Module 10: Inventories Flashcards
Moving Average Method
Used with perpetual records, requires that a new average unit cost be computed each time goods are purchased, and this unit cost is in costing withdrawals of inventory until another purchase is made.
Inventory Turnover
Measures the number of times inventory was sold and reflects inventory order and investment policies.
Cost of Goods Sold / Average Inventory
Dollar Value LIFO
Inventory at base year prices x Conversion price index
Conversion Price Index
EI at end of year prices / EI at base year prices
Weighted Average
Used with periodic records, the seller averages the cost of all items on hand and purchased during the period; The units in ending inventory and units sold (CGS) are costed at this average cost.
Cost of Goods Sold Calculation
Purchases + Beginning Inventory - Ending Inventory
FIFO (First-in, First-out)
An assumption that goods are sold in the chronological order purchased. The ending inventory will consist of the last purchases made during accounting period
LIFO (Last In, First Out)
The las goods purchased are assumed to been sold. The ending inventory consists of goods first purchased.
IFRS Inventory Valuation
Lower of cost or net realizable value (NRV)
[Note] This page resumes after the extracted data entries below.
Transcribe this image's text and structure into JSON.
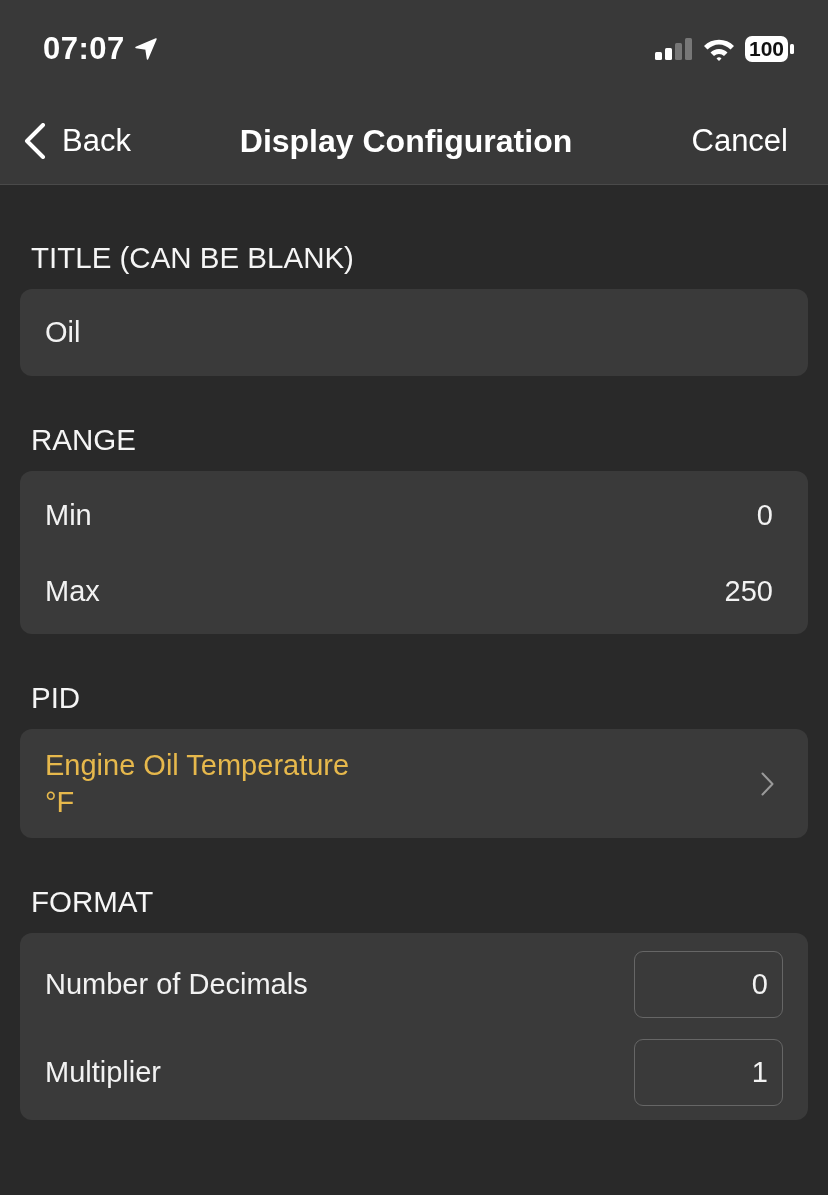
{
  "status_bar": {
    "time": "07:07",
    "battery": "100"
  },
  "nav": {
    "back": "Back",
    "title": "Display Configuration",
    "cancel": "Cancel"
  },
  "sections": [
    {
      "header": "TITLE (CAN BE BLANK)",
      "kind": "text",
      "value": "Oil"
    },
    {
      "header": "RANGE",
      "kind": "pairs",
      "rows": [
        {
          "label": "Min",
          "value": "0"
        },
        {
          "label": "Max",
          "value": "250"
        }
      ]
    },
    {
      "header": "PID",
      "kind": "link",
      "lines": [
        "Engine Oil Temperature",
        "°F"
      ]
    },
    {
      "header": "FORMAT",
      "kind": "inputs",
      "rows": [
        {
          "label": "Number of Decimals",
          "value": "0"
        },
        {
          "label": "Multiplier",
          "value": "1"
        }
      ]
    }
  ]
}
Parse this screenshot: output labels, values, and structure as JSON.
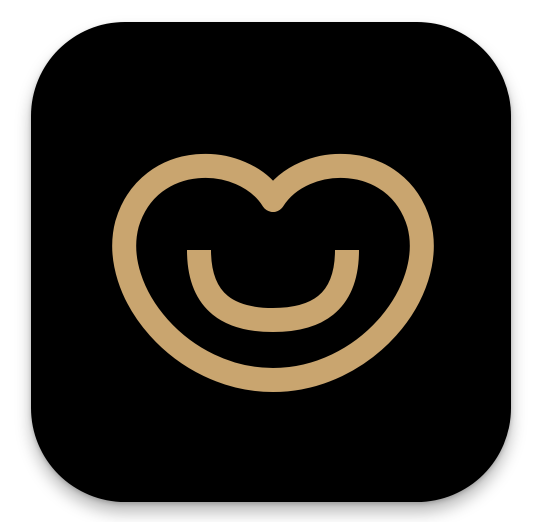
{
  "app_icon": {
    "icon_name": "smiling-heart-logo-icon",
    "background_color": "#000000",
    "logo_color": "#C9A56F"
  }
}
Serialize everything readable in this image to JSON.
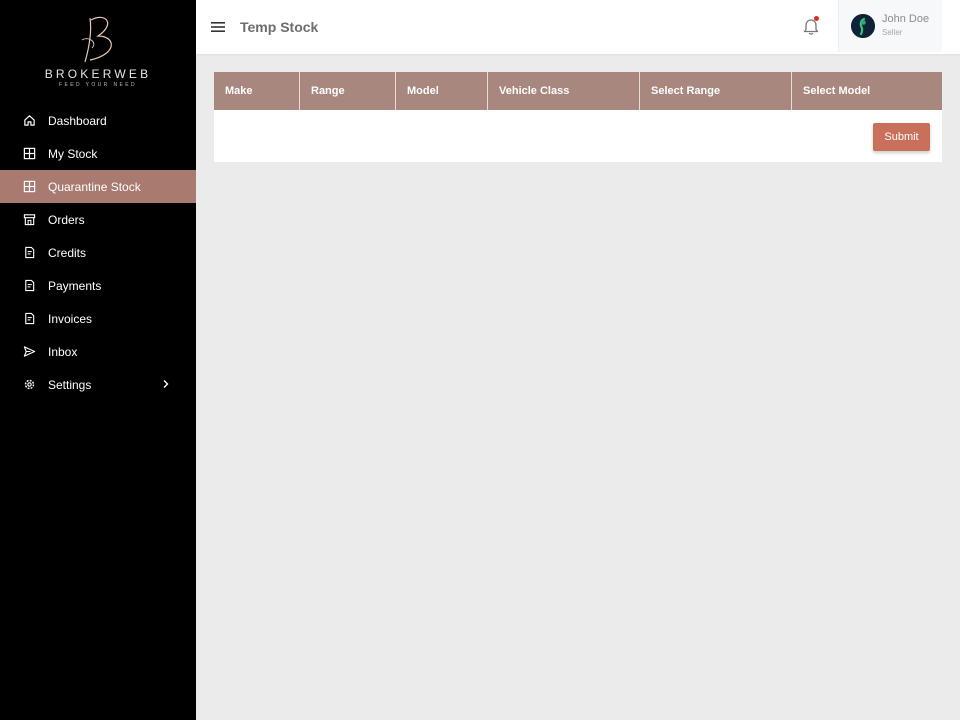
{
  "brand": {
    "name": "BROKERWEB",
    "tagline": "FEED YOUR NEED"
  },
  "sidebar": {
    "items": [
      {
        "label": "Dashboard",
        "icon": "home-icon"
      },
      {
        "label": "My Stock",
        "icon": "stock-icon"
      },
      {
        "label": "Quarantine Stock",
        "icon": "quarantine-icon",
        "active": true
      },
      {
        "label": "Orders",
        "icon": "store-icon"
      },
      {
        "label": "Credits",
        "icon": "document-icon"
      },
      {
        "label": "Payments",
        "icon": "document-icon"
      },
      {
        "label": "Invoices",
        "icon": "document-icon"
      },
      {
        "label": "Inbox",
        "icon": "send-icon"
      },
      {
        "label": "Settings",
        "icon": "gear-icon",
        "has_submenu": true
      }
    ]
  },
  "header": {
    "title": "Temp Stock"
  },
  "user": {
    "name": "John Doe",
    "role": "Seller"
  },
  "table": {
    "columns": [
      "Make",
      "Range",
      "Model",
      "Vehicle Class",
      "Select Range",
      "Select Model"
    ]
  },
  "actions": {
    "submit_label": "Submit"
  },
  "colors": {
    "sidebar_bg": "#000000",
    "active_item": "#a87a70",
    "table_header": "#a8877f",
    "submit_button": "#c9705b",
    "notification_dot": "#d93025"
  }
}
In accounting for a long-term construction contract using the percentage-of-completion method, the amount of income recognized in any year would be added to
Dr. Construction in Progress
Cr. Income on long term construction contract
Completed Contract Method, recognition of income
All revenue and expense recognition is deferred until the project is complete or substantially complete (ASC Topic 605).
Calculation for percentage of completion profits
Total Costs Incurred to date/ Total Estimated Cost to Complete x GP (Contract Price - Total estimated Costs to Complete
- Previous Years Profit Recognition
Specific Identification
Individual inventory lots purchased or manufactured are separately identified. When items are sold or otherwise disposed of, the actual cost of the specific item is assigned to the transaction and the ending inventory consists of the actual costs of the specific items on hand. Usually used for high cost items, which are individually identifiable (automobiles, appliances, jewelry, etc.). Manufacturing operations process and sell inventory in the order it is received, that is the first items in are the first to be sold (FIFO).
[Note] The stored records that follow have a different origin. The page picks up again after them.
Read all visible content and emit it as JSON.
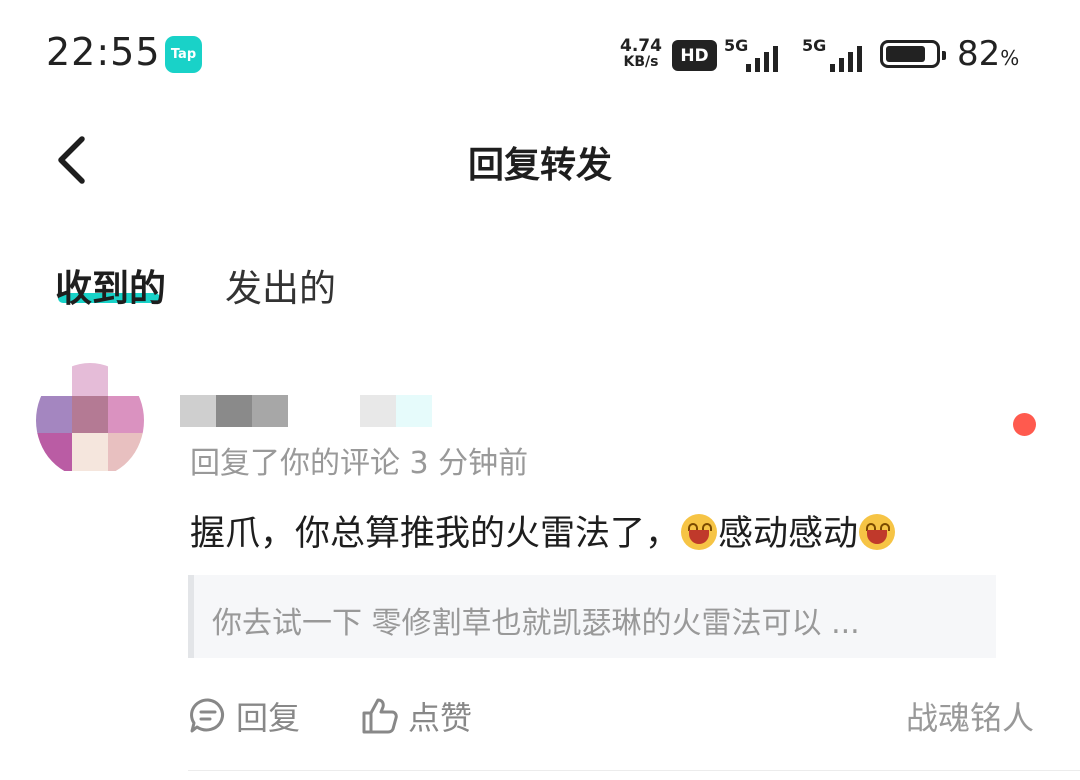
{
  "status_bar": {
    "time": "22:55",
    "app_badge": "Tap",
    "net_speed_value": "4.74",
    "net_speed_unit": "KB/s",
    "hd_label": "HD",
    "sim1_label": "5G",
    "sim2_label": "5G",
    "battery_percent": "82",
    "battery_percent_sign": "%",
    "battery_level": 0.82
  },
  "header": {
    "title": "回复转发",
    "back_icon": "chevron-left-icon"
  },
  "tabs": [
    {
      "label": "收到的",
      "active": true
    },
    {
      "label": "发出的",
      "active": false
    }
  ],
  "notification": {
    "meta": "回复了你的评论 3 分钟前",
    "reply_part1": "握爪，你总算推我的火雷法了，",
    "reply_part2": "感动感动",
    "quoted": "你去试一下 零修割草也就凯瑟琳的火雷法可以 ...",
    "actions": {
      "reply_label": "回复",
      "like_label": "点赞"
    },
    "signature": "战魂铭人",
    "unread": true
  },
  "colors": {
    "accent": "#19d2c8",
    "unread_dot": "#ff5a4e",
    "secondary_text": "#999999"
  }
}
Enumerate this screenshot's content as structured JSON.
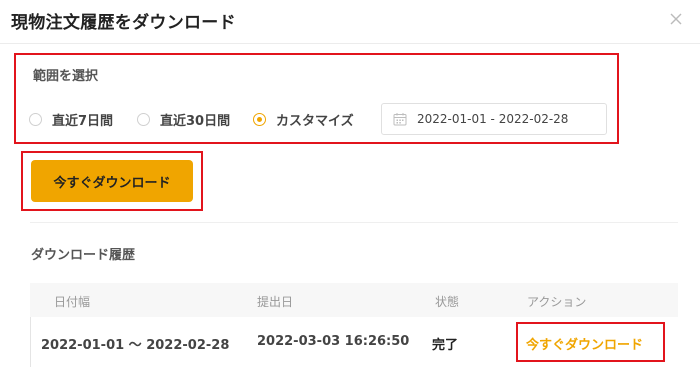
{
  "modal": {
    "title": "現物注文履歴をダウンロード"
  },
  "range": {
    "label": "範囲を選択",
    "options": [
      {
        "label": "直近7日間",
        "checked": false
      },
      {
        "label": "直近30日間",
        "checked": false
      },
      {
        "label": "カスタマイズ",
        "checked": true
      }
    ],
    "date_range": "2022-01-01  -  2022-02-28"
  },
  "download_button": {
    "label": "今すぐダウンロード"
  },
  "history": {
    "title": "ダウンロード履歴",
    "columns": [
      "日付幅",
      "提出日",
      "状態",
      "アクション"
    ],
    "rows": [
      {
        "date_range": "2022-01-01 ～ 2022-02-28",
        "submitted": "2022-03-03 16:26:50",
        "status": "完了",
        "action": "今すぐダウンロード"
      }
    ]
  },
  "colors": {
    "accent": "#f0a500",
    "highlight_border": "#e2141c"
  },
  "icons": {
    "close": "close-icon",
    "calendar": "calendar-icon"
  }
}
Double Extension & Link Chain Methods
Two variations of dollar value LIFO. Link chain differs from double extension in that inventory values are extended beginning of the year prices for link chain and at base year prices for double extension. Because of this difference, link chain is more appropriate for situations in which inventory is going through rapid technological changes. The two variations are not alternatives and use of the link chain method should be restricted to situations in which the double extension method is impractical.